Les conduits de la Commission des services électriques de Montréal sont utilisés à 70 % de leur capacité, alors que l’espace restant constitue une réserve pour l’ajout de nouveaux usagers ou l’addition de liaisons par les usagers actuels.
Serge Boileau, le président de la Commission des services électriques de Montréal, rappelle que la câblodistribution et la téléphonie avancée avaient entraîné une première croissance du filage lié aux télécommunications dans les années 60.

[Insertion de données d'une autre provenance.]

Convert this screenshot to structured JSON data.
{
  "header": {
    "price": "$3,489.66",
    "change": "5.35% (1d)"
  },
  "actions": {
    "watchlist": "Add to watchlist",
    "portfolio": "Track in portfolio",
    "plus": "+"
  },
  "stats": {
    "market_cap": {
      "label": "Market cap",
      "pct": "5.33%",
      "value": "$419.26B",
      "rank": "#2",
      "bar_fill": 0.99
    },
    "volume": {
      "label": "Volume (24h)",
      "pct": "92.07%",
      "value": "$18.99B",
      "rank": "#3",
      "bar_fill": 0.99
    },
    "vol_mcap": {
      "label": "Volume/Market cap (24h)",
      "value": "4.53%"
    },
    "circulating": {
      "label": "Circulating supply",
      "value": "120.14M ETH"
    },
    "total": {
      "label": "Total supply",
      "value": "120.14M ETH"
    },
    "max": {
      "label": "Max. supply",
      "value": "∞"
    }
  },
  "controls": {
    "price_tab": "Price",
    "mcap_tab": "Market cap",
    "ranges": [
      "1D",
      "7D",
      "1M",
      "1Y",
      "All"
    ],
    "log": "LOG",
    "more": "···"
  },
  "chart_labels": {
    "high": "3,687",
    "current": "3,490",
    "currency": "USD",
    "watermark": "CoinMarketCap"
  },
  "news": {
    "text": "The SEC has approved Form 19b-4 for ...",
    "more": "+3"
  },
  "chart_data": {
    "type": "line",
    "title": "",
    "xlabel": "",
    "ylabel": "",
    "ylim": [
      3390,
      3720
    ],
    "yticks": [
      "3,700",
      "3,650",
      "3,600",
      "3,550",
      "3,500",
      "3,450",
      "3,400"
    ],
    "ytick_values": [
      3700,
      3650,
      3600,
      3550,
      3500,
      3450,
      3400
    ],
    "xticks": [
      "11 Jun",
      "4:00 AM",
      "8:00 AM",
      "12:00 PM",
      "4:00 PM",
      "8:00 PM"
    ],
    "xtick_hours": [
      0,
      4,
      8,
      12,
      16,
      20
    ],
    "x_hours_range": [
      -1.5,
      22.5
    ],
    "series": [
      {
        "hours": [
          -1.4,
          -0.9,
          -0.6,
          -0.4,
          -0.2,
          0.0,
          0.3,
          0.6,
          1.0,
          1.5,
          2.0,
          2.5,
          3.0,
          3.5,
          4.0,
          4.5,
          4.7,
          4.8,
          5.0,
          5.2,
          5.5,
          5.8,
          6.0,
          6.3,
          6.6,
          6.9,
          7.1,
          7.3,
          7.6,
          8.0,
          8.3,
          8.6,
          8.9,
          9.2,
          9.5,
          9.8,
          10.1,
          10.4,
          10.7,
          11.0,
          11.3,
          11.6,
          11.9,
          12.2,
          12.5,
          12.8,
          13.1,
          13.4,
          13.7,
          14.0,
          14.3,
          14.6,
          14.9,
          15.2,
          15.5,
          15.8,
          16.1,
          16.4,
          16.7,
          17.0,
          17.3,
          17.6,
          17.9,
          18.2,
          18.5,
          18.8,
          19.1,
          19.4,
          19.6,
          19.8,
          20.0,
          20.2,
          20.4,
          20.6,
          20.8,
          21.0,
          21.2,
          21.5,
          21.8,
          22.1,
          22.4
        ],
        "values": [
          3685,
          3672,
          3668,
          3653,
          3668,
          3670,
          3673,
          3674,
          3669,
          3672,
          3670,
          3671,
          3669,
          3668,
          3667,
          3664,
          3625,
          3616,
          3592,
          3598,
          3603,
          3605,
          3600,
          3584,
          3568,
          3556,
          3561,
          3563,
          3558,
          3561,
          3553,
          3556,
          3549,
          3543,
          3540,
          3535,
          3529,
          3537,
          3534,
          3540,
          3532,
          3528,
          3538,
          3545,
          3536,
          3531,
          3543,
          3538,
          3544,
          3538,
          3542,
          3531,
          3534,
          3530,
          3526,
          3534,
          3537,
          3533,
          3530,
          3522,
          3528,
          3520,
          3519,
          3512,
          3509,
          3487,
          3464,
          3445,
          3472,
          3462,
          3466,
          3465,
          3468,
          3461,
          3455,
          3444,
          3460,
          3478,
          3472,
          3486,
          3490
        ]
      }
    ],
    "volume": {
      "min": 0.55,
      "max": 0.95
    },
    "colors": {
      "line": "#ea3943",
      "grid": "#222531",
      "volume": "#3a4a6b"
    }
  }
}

« L’apparition de nouveaux utilisateurs a incité alors la Commission à repenser le déploiement des conduits souterrains », indique-t-il, en confirmant que la proportion de fils dédiés aux télécommunications ne cessait de croître dans les circuits souterrains. Certes, l’intérêt envers Internet a entraîné une croissance des usagers et du filage lié aux télécoms depuis milieu des années 90.
D’ailleurs, alors que les communications sans fil faisaient l’objet d’une expansion soutenue, M. Boileau rappelle que certains observateurs envisageaient un déclin de la réseautique filaire pour l’acheminement des données.
« Mais les gens ont un peu déchanté parce qu’il y a de l’interférence en milieu urbain, en raison de la densité. De très bons systèmes servent à la téléphonie mobile, mais pour le maintien de liaisons permanentes, on ne peut se fier aux aléas des interférences », indique-t-il.
« Avec la technologie de fibre optique, les fournisseurs en télécommunications, depuis la déréglementation des marchés, sont à développer de grands parcs de réseaux pour assurer que leurs liens de transfert de données sont efficaces. Pour ce faire, ils utilisent encore le système de conduits souterrains afin d’avoir une interface physique pour joindre les deux bouts. »
M. Boileau ajoute que la fibre optique est utilisée pour remplacer de gros câbles en cuivre dans les conduits – ce qui libère de l’espace – mais il précise que la Commission des services électriques de Montréal ne connaît pas les plans stratégiques de ses clients et ne peut formuler la proportion de chacun des types de liaison au sein de ses infrastructures.
Les cent ans de la Commission des services électriques de Montréal font l’objet de l’exposition 100 ans sous terre au Musée Pointe-à-Callières jusqu’au 29 août 2010. L’accès à l’exposition est gratuit.
Jean-François Ferland est rédacteur en chef adjoint au magazine Direction informatique.